Payton Turner’s best fits in the 2021 NFL Draft
There are some questions left for Payton Turner to answer. However, Turner has the ability to answer withstanding concerns in the 2021 offseason. With offseason testing, Turner can validate his athletic potential as a hybrid defensive lineman. And at the Senior Bowl in Mobile, Alabama, he can keep rising by standing out against some of the top offensive line talent in the 2021 NFL Draft.
Turner is an extremely under-the-radar player when factoring in his production, athletic upside, and versatility. Depending on team fit, I’d be open to selecting him in the heart of the NFL Draft, between Round 3 and Round 5. He doesn’t quite have the buzz of a late Day 2 pick yet, but he has all the physical talent and potential necessary to get to that point. Plus, his on-field effort will serve as a compounding agent to teams wise on his upside.
Which teams mesh best with Turner’s projected versatility?
With his physical profile, Turner is a potential mismatch factory. He has the size and explosiveness to line up as a 4-3 edge defender and slide inside on occasion. The same goes for his flexibility in a 3-4 scheme. Turner might project better as a 3-4 defensive end, but he also has the ability to stand up as an edge rusher in that scheme. Hybrid fronts also incubate Turner’s flexibility well.

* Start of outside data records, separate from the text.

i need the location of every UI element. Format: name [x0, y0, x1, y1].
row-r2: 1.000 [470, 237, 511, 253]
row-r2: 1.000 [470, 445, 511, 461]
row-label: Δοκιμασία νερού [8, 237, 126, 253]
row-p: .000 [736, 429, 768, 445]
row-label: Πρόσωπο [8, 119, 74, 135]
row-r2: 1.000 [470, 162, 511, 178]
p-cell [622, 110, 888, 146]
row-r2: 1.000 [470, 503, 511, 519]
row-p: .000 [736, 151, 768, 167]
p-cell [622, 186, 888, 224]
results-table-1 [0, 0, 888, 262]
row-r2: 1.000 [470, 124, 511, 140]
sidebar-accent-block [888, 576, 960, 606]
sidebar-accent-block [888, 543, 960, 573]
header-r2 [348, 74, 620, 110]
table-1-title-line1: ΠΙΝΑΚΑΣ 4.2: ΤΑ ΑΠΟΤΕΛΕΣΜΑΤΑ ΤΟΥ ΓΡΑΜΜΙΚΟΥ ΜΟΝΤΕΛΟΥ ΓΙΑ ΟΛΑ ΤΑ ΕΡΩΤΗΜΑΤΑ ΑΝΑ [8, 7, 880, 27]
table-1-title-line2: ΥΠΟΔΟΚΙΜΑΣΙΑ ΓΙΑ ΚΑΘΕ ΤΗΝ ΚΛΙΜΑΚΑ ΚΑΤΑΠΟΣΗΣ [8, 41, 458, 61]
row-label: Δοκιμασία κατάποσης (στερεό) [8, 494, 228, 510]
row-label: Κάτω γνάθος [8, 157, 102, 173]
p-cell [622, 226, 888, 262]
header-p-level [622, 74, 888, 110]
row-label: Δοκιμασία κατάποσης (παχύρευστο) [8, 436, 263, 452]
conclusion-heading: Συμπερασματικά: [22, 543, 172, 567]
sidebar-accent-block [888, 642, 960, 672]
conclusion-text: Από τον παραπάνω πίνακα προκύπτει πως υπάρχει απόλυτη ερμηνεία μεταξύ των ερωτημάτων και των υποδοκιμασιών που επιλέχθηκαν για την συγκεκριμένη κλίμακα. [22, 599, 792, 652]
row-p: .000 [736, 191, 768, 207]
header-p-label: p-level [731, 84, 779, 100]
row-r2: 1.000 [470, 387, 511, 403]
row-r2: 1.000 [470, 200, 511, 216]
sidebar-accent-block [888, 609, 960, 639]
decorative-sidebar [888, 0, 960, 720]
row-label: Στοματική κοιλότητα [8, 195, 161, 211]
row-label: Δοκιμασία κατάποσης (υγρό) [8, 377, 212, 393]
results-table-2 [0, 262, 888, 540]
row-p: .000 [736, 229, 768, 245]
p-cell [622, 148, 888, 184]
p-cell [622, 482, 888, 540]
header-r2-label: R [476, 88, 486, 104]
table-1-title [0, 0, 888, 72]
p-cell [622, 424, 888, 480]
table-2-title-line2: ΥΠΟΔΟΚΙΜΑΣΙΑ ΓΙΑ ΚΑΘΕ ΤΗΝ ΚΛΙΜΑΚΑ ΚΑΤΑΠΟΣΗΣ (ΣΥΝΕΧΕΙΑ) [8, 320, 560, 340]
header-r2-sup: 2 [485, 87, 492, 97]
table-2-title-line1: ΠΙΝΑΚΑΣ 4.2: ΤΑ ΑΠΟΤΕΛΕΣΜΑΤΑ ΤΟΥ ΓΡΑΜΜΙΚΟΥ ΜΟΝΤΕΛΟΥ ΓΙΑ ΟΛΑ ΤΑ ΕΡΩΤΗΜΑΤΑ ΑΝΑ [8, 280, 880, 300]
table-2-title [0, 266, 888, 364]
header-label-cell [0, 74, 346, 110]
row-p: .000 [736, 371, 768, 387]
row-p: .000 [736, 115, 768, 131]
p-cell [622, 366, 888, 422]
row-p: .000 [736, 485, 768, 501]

For these reasons, his potential fits are wide-ranging. However, teams that need both interior and EDGE talent might benefit most from his acquisition. Teams like the Colts, Ravens, and Falcons project as especially inspiring fits, but it’s also exciting to think about how Robert Saleh might be able to use Turner with the Jets. The Houston edge defender still has some refinement to undergo, but he could be a high-value steal in the 2021 NFL Draft with his athletic potential.